Le protocole RIP est un protocole de routage interne utilisé pour échanger des informations de routage entre les routeurs d’un réseau d’entreprise. Basé sur l’algorithme à vecteur de distance, il permet de déterminer le meilleur chemin pour acheminer les données en fonction du nombre de sauts. Malgré certaines limitations, RIP reste pertinent sur des réseaux de petite taille grâce à sa simplicité de mise en œuvre.

Définition et fonctionnement du protocole RIP

Développé dans les années 1980, le protocole RIP fait partie de la famille des protocoles de routage à vecteur de distance. Son rôle est de permettre aux différents routeurs d’un réseau de s’échanger leurs tables de routage respectives, afin que chacun ait une vision de la topologie globale et puisse acheminer les paquets de données par le chemin optimal. Pour cela, RIP se base sur une métrique très simple : le nombre de sauts (ou « hops » en anglais), c’est-à-dire le nombre de routeurs traversés par les données pour atteindre leur destination.

Concrètement, chaque routeur exécutant RIP maintient une table de routage qui liste tous les réseaux connus et, pour chacun, le routeur voisin permettant de l’atteindre avec le moins de sauts possible. Toutes les 30 secondes par défaut, les routeurs s’envoient l’intégralité de leur table, permettant ainsi de propager les éventuels changements de topologie. Voici les principales caractéristiques de RIP :

  • Utilisation du port UDP 520 pour les échanges entre routeurs
  • Mises à jour de routage envoyées en broadcast toutes les 30 secondes
  • Métrique basée uniquement sur le nombre de sauts, avec un maximum de 15 sauts par défaut (au-delà le réseau est considéré comme inatteignable)
  • Algorithme de détection de boucles de routage pour éviter que les paquets ne tournent en rond indéfiniment
  • Mécanisme de « split horizon » et « route poisoning » pour accélérer la convergence en cas de changement de topologie

Malgré sa simplicité apparente, la conception de RIP intègre donc des mécanismes essentiels pour assurer un routage cohérent et efficace. Cependant, nous verrons plus loin que cette simplicité a aussi ses revers et que RIP montre rapidement ses limites sur des réseaux de grande envergure. Mais avant cela, intéressons-nous à l’historique de ce protocole et à ses différentes versions.

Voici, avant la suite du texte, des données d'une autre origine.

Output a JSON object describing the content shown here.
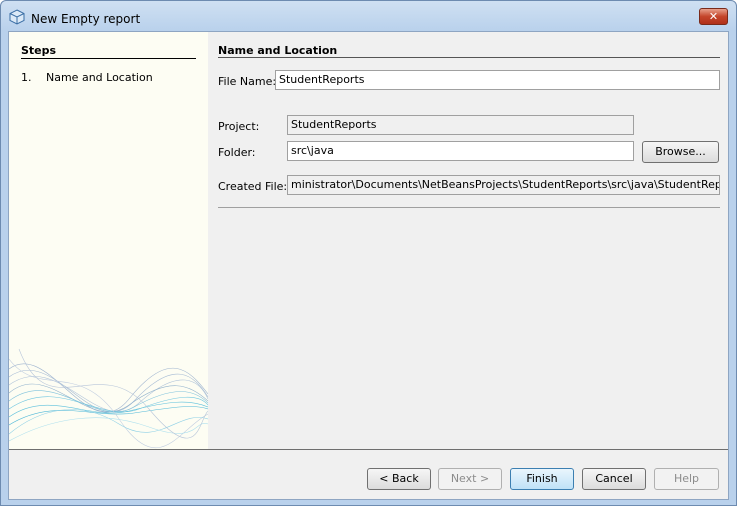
{
  "window": {
    "title": "New Empty report",
    "close_label": "✕"
  },
  "steps": {
    "header": "Steps",
    "items": [
      {
        "num": "1.",
        "label": "Name and Location"
      }
    ]
  },
  "main": {
    "header": "Name and Location",
    "file_name_label": "File Name:",
    "file_name_value": "StudentReports",
    "project_label": "Project:",
    "project_value": "StudentReports",
    "folder_label": "Folder:",
    "folder_value": "src\\java",
    "browse_label": "Browse...",
    "created_file_label": "Created File:",
    "created_file_value": "ministrator\\Documents\\NetBeansProjects\\StudentReports\\src\\java\\StudentReports.jrxml"
  },
  "buttons": {
    "back": "< Back",
    "next": "Next >",
    "finish": "Finish",
    "cancel": "Cancel",
    "help": "Help"
  }
}
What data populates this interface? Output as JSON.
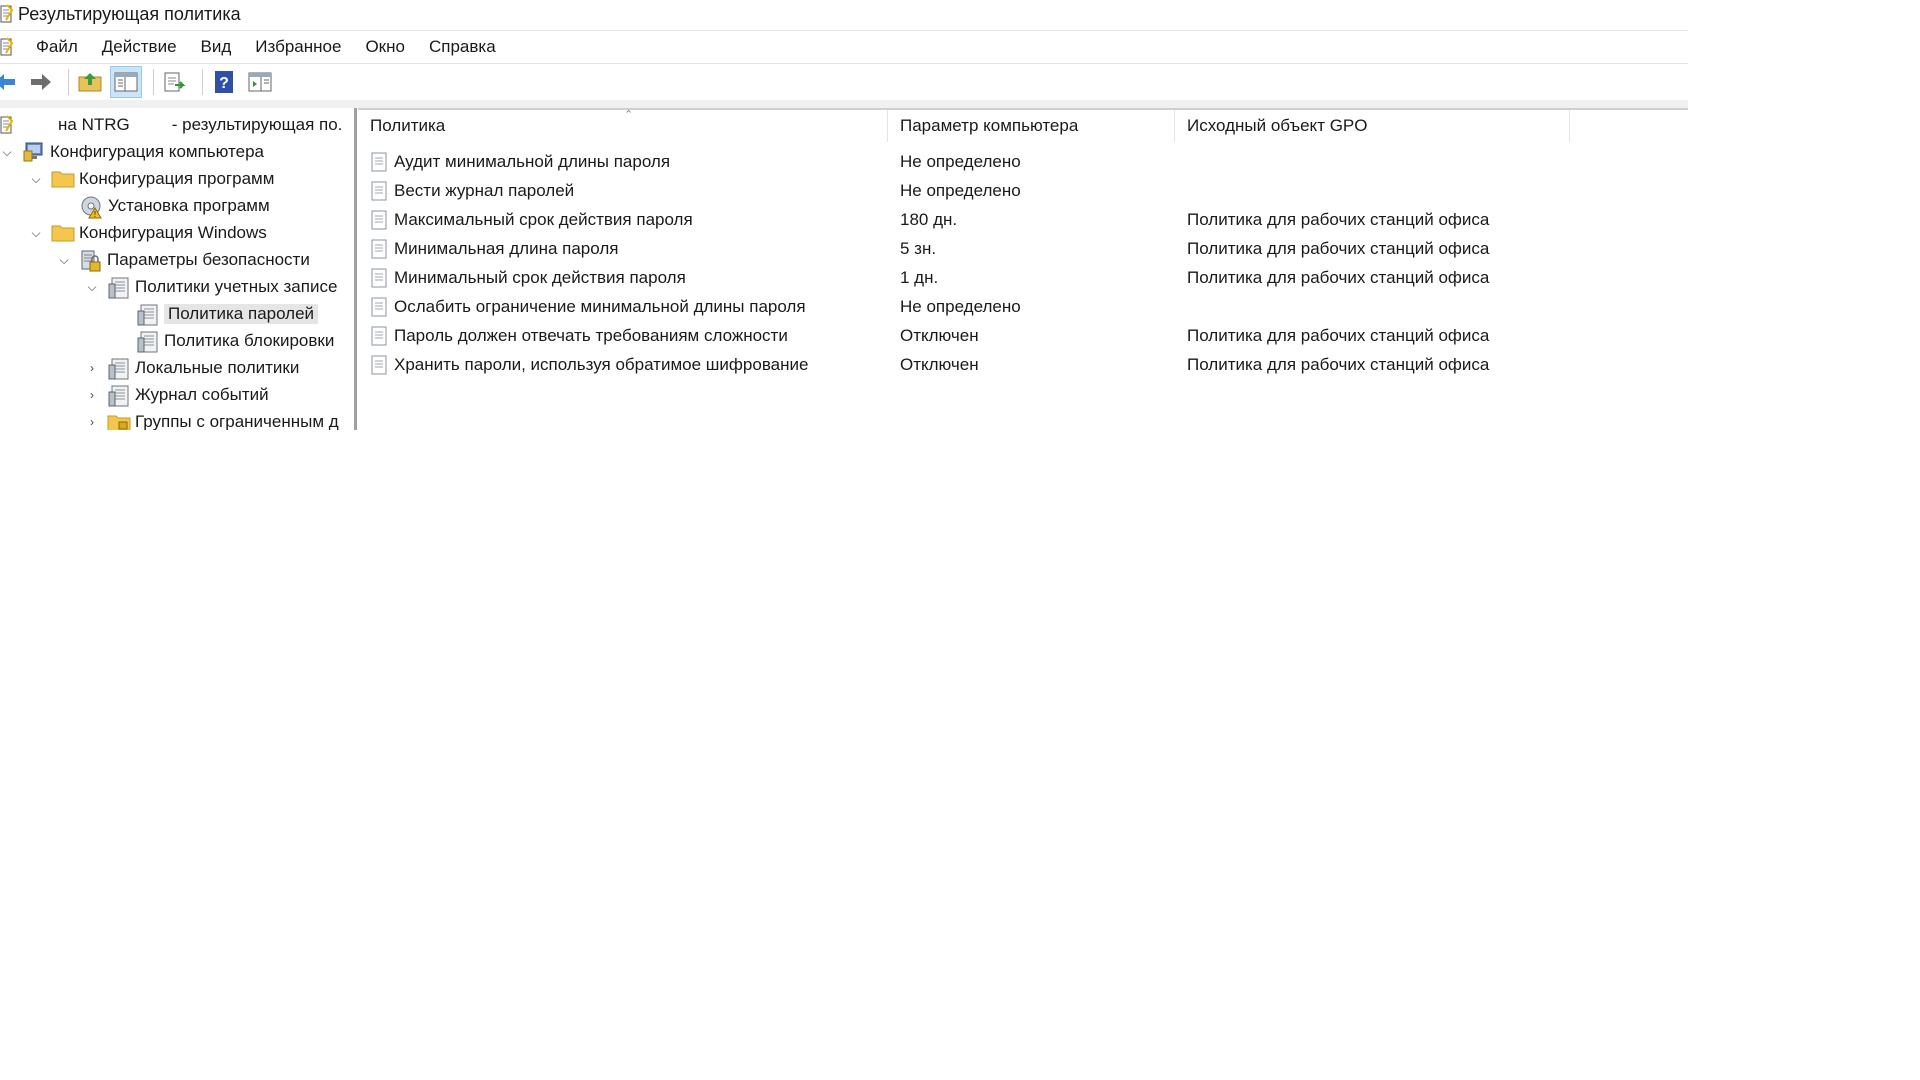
{
  "window": {
    "title": "Результирующая политика"
  },
  "menu": {
    "items": [
      "Файл",
      "Действие",
      "Вид",
      "Избранное",
      "Окно",
      "Справка"
    ]
  },
  "toolbar": {
    "buttons": [
      "back-icon",
      "forward-icon",
      "up-folder-icon",
      "show-hide-tree-icon",
      "export-list-icon",
      "help-icon",
      "show-hide-action-pane-icon"
    ]
  },
  "tree": {
    "root": {
      "prefix": "на NTRG",
      "suffix": "- результирующая по."
    },
    "items": [
      {
        "label": "Конфигурация компьютера",
        "level": 0,
        "expanded": true,
        "icon": "computer-config-icon"
      },
      {
        "label": "Конфигурация программ",
        "level": 1,
        "expanded": true,
        "icon": "folder-icon"
      },
      {
        "label": "Установка программ",
        "level": 2,
        "expanded": null,
        "icon": "software-install-icon"
      },
      {
        "label": "Конфигурация Windows",
        "level": 1,
        "expanded": true,
        "icon": "folder-icon"
      },
      {
        "label": "Параметры безопасности",
        "level": 2,
        "expanded": true,
        "icon": "security-settings-icon"
      },
      {
        "label": "Политики учетных записе",
        "level": 3,
        "expanded": true,
        "icon": "policy-book-icon"
      },
      {
        "label": "Политика паролей",
        "level": 4,
        "expanded": null,
        "icon": "policy-book-icon",
        "selected": true
      },
      {
        "label": "Политика блокировки",
        "level": 4,
        "expanded": null,
        "icon": "policy-book-icon"
      },
      {
        "label": "Локальные политики",
        "level": 3,
        "expanded": false,
        "icon": "policy-book-icon"
      },
      {
        "label": "Журнал событий",
        "level": 3,
        "expanded": false,
        "icon": "policy-book-icon"
      },
      {
        "label": "Группы с ограниченным д",
        "level": 3,
        "expanded": false,
        "icon": "folder-lock-icon"
      }
    ]
  },
  "list": {
    "columns": [
      "Политика",
      "Параметр компьютера",
      "Исходный объект GPO"
    ],
    "rows": [
      {
        "policy": "Аудит минимальной длины пароля",
        "setting": "Не определено",
        "gpo": ""
      },
      {
        "policy": "Вести журнал паролей",
        "setting": "Не определено",
        "gpo": ""
      },
      {
        "policy": "Максимальный срок действия пароля",
        "setting": "180 дн.",
        "gpo": "Политика для рабочих станций офиса"
      },
      {
        "policy": "Минимальная длина пароля",
        "setting": "5 зн.",
        "gpo": "Политика для рабочих станций офиса"
      },
      {
        "policy": "Минимальный срок действия пароля",
        "setting": "1 дн.",
        "gpo": "Политика для рабочих станций офиса"
      },
      {
        "policy": "Ослабить ограничение минимальной длины пароля",
        "setting": "Не определено",
        "gpo": ""
      },
      {
        "policy": "Пароль должен отвечать требованиям сложности",
        "setting": "Отключен",
        "gpo": "Политика для рабочих станций офиса"
      },
      {
        "policy": "Хранить пароли, используя обратимое шифрование",
        "setting": "Отключен",
        "gpo": "Политика для рабочих станций офиса"
      }
    ]
  },
  "colors": {
    "selection": "#e5e5e5",
    "toolbar_active": "#cce4f7",
    "folder": "#f4c650",
    "divider": "#a0a0a0"
  }
}
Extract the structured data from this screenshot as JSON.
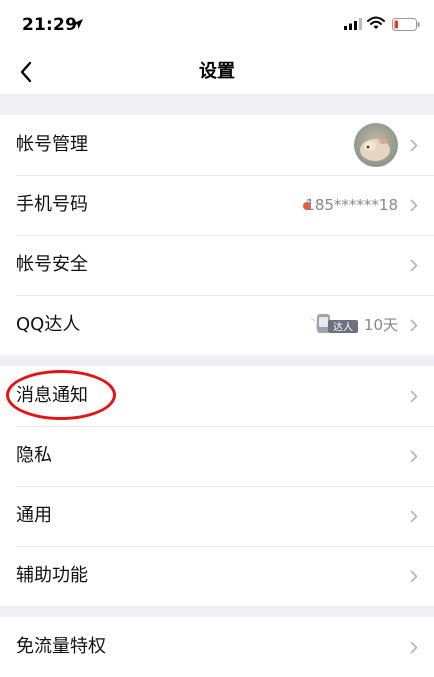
{
  "status_bar": {
    "time": "21:29"
  },
  "nav": {
    "title": "设置"
  },
  "group1": {
    "account": {
      "label": "帐号管理"
    },
    "phone": {
      "label": "手机号码",
      "value": "185******18"
    },
    "security": {
      "label": "帐号安全"
    },
    "qq_daren": {
      "label": "QQ达人",
      "badge_text": "达人",
      "days": "10天"
    }
  },
  "group2": {
    "notifications": {
      "label": "消息通知"
    },
    "privacy": {
      "label": "隐私"
    },
    "general": {
      "label": "通用"
    },
    "accessibility": {
      "label": "辅助功能"
    }
  },
  "group3": {
    "free_data": {
      "label": "免流量特权"
    }
  },
  "colors": {
    "background": "#efeff4",
    "annotation_circle": "#e31414",
    "red_dot": "#ef5a3c"
  }
}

Les différentes versions de RIP : de RIPv1 à RIPng

Depuis sa création, RIP a connu plusieurs évolutions pour s’adapter aux besoins croissants des réseaux. On distingue principalement trois versions majeures :

  • RIPv1 : Définie en 1988 dans la RFC 1058, c’est la version originale du protocole. Elle présente cependant des limitations importantes, notamment l’absence de prise en charge du masque de sous-réseau variable (VLSM) et de mécanisme d’authentification.
  • RIPv2 : Standardisée en 1998 dans la RFC 2453, cette version apporte des améliorations significatives comme le support du VLSM, l’authentification des mises à jour par mot de passe, le passage en multicast au lieu du broadcast pour limiter la charge réseau.
  • RIPng (Next Generation) : Spécifiée en 1997 dans la RFC 2080, c’est l’adaptation de RIPv2 pour les réseaux IPv6. Elle conserve les mêmes principes de base en les adaptant au nouveau format d’adressage.

Pour mieux comprendre les apports de RIPv2 par rapport à son prédécesseur, voici un tableau comparatif résumant les principales différences :

FonctionnalitéRIPv1RIPv2
Prise en charge VLSMNonOui
AuthentificationNonOui (mot de passe)
Mises à jourBroadcastMulticast (224.0.0.9)
Masque de sous-réseau dans les mises à jourNonOui

Comme on peut le voir, RIPv2 corrige la plupart des lacunes de RIPv1 et s’avère donc largement préférable dans la majorité des situations. Quant à RIPng, il permet de continuer à utiliser RIP sur les réseaux IPv6, même si là encore d’autres protocoles comme OSPFv3 sont généralement privilégiés. Mais alors, quels sont les réels avantages de RIP par rapport à ses concurrents ? C’est ce que nous allons voir maintenant.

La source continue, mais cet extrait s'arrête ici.